Friday, December 11, 2009

The MTA Threatening Service Cuts After Finding Revenues Fall Short

New York State is out of money. The MTA just announced that they are deep in the red days after saying that they wouldn't need to raise fares because payroll tax revenues were well off projections.

Now, the MTA says that they've got to engage in massive service cuts to balance their books.
Facing another budget crisis, the MTA will propose a shutdown Monday on dozens of bus routes, the elimination of the W and Z subway lines and the overnight closure of four subway stations.

It's the same service reduction plan threatened earlier this year when the MTA was lobbying for a bailout from Albany. The MTA got its bailout and the cuts never happened.

Among the problems the MTA has faced over recent weeks were a $143 million slash in state transit funding and a lower than expected return from state payroll taxes.

Even with the service cuts, the MTA will have to find other ways to make up the lost cash, sources told the Daily News. "We're not going to rely on anyone else to do anything for us. We're going to rely on ourselves," MTA board member Mitchell Pally told the newspaper.
How about wringing more concessions from the union, instead of axing service to many parts of the city.

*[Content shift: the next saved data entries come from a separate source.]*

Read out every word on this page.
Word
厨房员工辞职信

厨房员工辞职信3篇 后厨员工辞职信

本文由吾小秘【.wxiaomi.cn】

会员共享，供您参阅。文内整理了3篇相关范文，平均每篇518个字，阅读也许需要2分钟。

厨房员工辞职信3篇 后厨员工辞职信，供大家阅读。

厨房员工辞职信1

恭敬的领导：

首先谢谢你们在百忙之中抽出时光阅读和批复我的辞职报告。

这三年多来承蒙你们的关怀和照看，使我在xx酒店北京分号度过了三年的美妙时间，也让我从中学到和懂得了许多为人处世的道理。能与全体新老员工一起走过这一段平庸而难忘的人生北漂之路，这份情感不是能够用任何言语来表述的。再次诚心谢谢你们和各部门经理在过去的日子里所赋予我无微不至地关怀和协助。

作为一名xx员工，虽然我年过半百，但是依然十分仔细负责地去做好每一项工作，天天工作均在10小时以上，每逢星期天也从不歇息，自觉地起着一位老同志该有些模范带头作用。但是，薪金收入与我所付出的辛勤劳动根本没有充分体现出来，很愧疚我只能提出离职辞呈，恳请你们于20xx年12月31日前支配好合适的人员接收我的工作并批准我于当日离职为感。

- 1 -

However, overnight closures of certain subway stations could present the MTA with an opportunity to engage in capital construction projects far more quickly than trying to do upgrades while the system is open to the public. It means that capital construction can proceed; that's something that should be seriously investigated. It would allow the MTA to better allocate its workforce to repair stations and transit infrastructure that has become dangerous or dilapidated or obsolete. After all, there were recent reports how the MTA work repair crews couldn't (wouldn't) do necessary work during the day because of issues with shutting down power and lack of access, costing the city millions.